Das Statistische Bundesamt (Destatis) hat mitgeteilt, dass im März 2009 rund 416.000 Kinder unter drei Jahren in Kindertageseinrichtungen betreut wurden. Dazu zählen auch die anderen Formen öffentlich geförderter Kindertagespflege, also etwa Tagesmütter oder Tagesväter.
Im März des vergangenen Jahres waren es noch 53.000 Kinder weniger in den Tageseinrichtungen. Bundesweit liegt der Anteil an betreuten Kinder inzwischen bei über 20 Prozent. Nach Willen des Gesetzgebers sollen bis 2013 35 Prozent der Kinder unter drei Jahren in Tageseinrichtungen wie etwa Kinderkrippen betreut werden.
Wie üblich hat das Destatis die Zahlen nach den einzelnen Bundesländern, aber auch nach Ost- und Westdeutschland aufgeschlüsselt, besser gesagt nach “Früheres Bundesgebiet ohne Berlin” und “Neue Länder ohne Berlin”.
Daraus wird ein großer Unterschied ersichtlich: In Ostdeutschland werden 46 Prozent aller Kinder unter drei Jahren betreut, in Westdeutschland nur 14,6 Prozent. Nach reinen Zahlen betrachtet, entsteht allerdings ein ganz anderer Eindruck: In Westdeutschland werden 240.000 Kinder in der entsprechenden Altersgruppe betreut, in Ostdeutschland 137.000.

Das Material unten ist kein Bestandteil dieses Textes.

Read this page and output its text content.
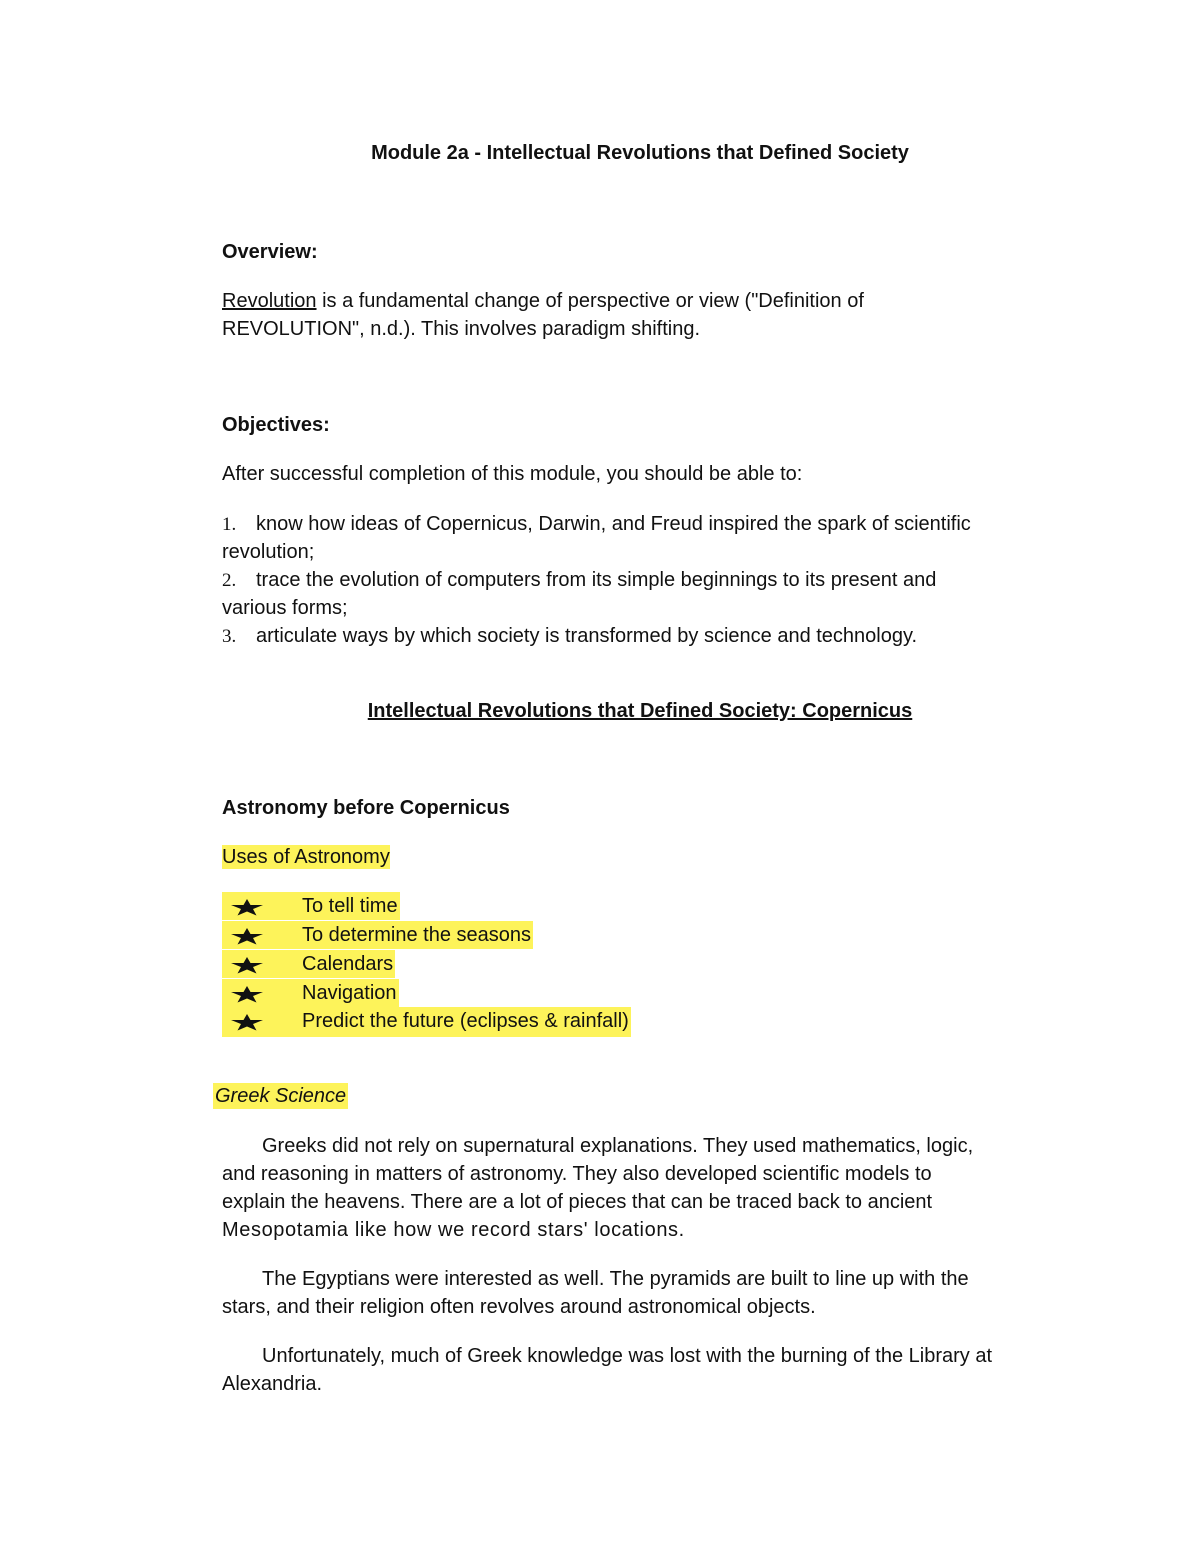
Module 2a - Intellectual Revolutions that Defined Society
Overview:
Revolution is a fundamental change of perspective or view ("Definition of
REVOLUTION", n.d.). This involves paradigm shifting.
Objectives:
After successful completion of this module, you should be able to:
1. know how ideas of Copernicus, Darwin, and Freud inspired the spark of scientific
revolution;
2. trace the evolution of computers from its simple beginnings to its present and
various forms;
3. articulate ways by which society is transformed by science and technology.
Intellectual Revolutions that Defined Society: Copernicus
Astronomy before Copernicus
Uses of Astronomy
To tell time
To determine the seasons
Calendars
Navigation
Predict the future (eclipses & rainfall)
Greek Science
Greeks did not rely on supernatural explanations. They used mathematics, logic,
and reasoning in matters of astronomy. They also developed scientific models to
explain the heavens. There are a lot of pieces that can be traced back to ancient
Mesopotamia like how we record stars' locations.
The Egyptians were interested as well. The pyramids are built to line up with the
stars, and their religion often revolves around astronomical objects.
Unfortunately, much of Greek knowledge was lost with the burning of the Library at
Alexandria.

Der Spitzenreiter bei der Kinder-Betreuung ist Sachsen-Anhalt mit 55,1 Prozent (28.500 Kinder). In Nordrhein-Westfalen hingegen finden sich nur 11,6 Prozent (52.500) der Kinder unter drei Jahren in einer Tageseinrichtung oder bei Tageseltern.
Übrigens umfassen die Zahlen nicht nur mit öffentlichen Mitteln geförderte Kindertagesstätten. Auch die Tagesmütter, die für ihre Arbeit vom Jugendamt Geld erhalten oder aber vom Jugendamt vermittelt werden, gehen in diese Statistik ein.
Komplett privat vermittelte und bezahlte Tageseltern oder gar Kinder, die von Kindermädchen betreut werden, tauchen deswegen in diesen öffentlichen Zahlen nicht auf; eine Schätzung der “Dunkelziffer” privater Betreuung ist schwierig bis unmöglich.